Tomás Onésimo Canavery was baptized on September 2, 1839, in the parish of San Miguel Arcángel, son of Tomás José Canaverys and Macedonia Castillo, a Creole woman related to Juan Bautista Rondeau. His father Tomás, was baptized with that name for being born on December 29 (St Thomas's Day). He was a direct descendant of Juan Canaverys (1748-1822), an employee of the Court of Auditors of Buenos Aires during the Viceroyalty of the Río de la Plata, and one of the neighbors that attended the open cabildo of 22 of May 1810.

He had several brothers, including Ángel Canavery (1850-1916), a military man who participated in the Conquest of the Desert. His sister María Juana Canavery, was married to Enrico Mosconi, an engineer born in Milán, who had been hired by the government for the construction of Central Argentine Railway. Enrico and María Juana were the parents of Enrique Mosconi, a prestigious military and engineer, first President of the Yacimientos Petrolíferos Fiscales, the main oil company of Argentina. Another brother of his was Justino Canavery, who was registered in the census of 1855 along with several members of the Rondeau family.

His grandparents were Mariano Canaverys and Tiburcia Sosa Ravelo, belonging to a Creole family of Buenos Aires, Caparica and San Juan Province. His grandfather was tutor in Escuela de la Piedad, a primary school located in the neighborhood of San Nicolás. He and his wife also had opened a private school for boys and girls in the towns of Olivos. Like all schoolmasters of the time, Mariano was instructed by James Diego Thompson, who had arrived in Buenos Aires to apply modern techniques of education created by Joseph Lancaster.

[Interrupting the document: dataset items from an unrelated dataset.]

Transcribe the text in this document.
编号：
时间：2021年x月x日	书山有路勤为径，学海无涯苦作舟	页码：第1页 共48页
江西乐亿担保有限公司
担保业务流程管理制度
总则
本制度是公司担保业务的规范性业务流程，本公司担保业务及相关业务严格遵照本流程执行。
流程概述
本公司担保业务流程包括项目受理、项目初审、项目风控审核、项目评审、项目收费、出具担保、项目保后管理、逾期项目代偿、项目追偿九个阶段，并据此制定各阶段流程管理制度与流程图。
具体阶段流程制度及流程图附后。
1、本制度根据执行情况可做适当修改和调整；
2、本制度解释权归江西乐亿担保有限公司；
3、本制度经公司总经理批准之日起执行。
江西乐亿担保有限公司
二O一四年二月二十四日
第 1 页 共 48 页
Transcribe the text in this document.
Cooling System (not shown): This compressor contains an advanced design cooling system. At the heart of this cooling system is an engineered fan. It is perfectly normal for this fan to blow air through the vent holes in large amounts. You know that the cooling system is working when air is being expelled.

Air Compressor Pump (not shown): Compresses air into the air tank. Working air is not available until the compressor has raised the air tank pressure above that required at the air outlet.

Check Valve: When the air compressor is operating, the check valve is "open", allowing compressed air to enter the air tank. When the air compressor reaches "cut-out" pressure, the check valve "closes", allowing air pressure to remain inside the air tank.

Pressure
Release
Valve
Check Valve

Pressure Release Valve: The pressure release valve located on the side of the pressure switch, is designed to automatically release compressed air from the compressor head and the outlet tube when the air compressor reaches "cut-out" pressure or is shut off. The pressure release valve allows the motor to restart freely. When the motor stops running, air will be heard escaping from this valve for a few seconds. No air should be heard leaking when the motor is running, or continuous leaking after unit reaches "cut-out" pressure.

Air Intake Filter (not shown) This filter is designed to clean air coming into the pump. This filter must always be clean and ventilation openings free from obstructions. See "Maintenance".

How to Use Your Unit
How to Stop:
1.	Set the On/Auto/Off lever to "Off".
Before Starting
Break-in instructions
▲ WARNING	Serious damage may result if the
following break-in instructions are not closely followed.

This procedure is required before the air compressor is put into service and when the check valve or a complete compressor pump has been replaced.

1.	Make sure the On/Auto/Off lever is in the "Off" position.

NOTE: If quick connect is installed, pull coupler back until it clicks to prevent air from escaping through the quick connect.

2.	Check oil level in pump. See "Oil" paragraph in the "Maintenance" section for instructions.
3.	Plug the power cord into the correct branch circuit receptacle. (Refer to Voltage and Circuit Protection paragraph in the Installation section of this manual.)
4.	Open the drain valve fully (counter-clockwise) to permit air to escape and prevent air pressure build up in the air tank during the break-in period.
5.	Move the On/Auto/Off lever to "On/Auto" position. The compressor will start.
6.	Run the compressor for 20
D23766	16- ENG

Tomás Canavery was linked to the family of Rafael Macedo Ferreyra, a politician who was murdered by the Mazorca in 1842. He attended as a sponsor at the wedding of his parents, and at the baptism of his uncle Rafael Canavery.

Among his cousins were prominent jurists, military men and also musicians like Carlos Canaveris, a pianist and guitarist, who had participated in musical ensembles with Ernesto Ponzio, and Isabel Cecilia Canavery (1881-1945), the author of the poem El cardo azul, recorded by Carlos Gardel and José Razzano for the label Odeon Records.

Although his paternal surname is not of Irish origin, it is possible that some of his paternal ancestors were of French-Irish roots. Tomás Canavery was the priest who conducted the wedding of Juan Emiliano O'Leary (Juan O'Leary's father) and Dolores Urdapilleta, an event celebrated on February 3, 1870, in Villa Hayes. He also served as parish priest for the Irish community established in Ramallo.

He was a personal friend to Bartolomé Mitre, President of Argentina from 1862 to 1868, and Ricardo Gutiérrez, distinguished medical doctor. He also was friends with Cornelio Casablanca, a relative in law, who served as Manager of the Spanish Bank of the Rio de la Plata.

Tomás Canavery died on September 13, 1913, and his remains were deposited in the pantheon of the warriors of Paraguay in the Cementerio de la Recoleta.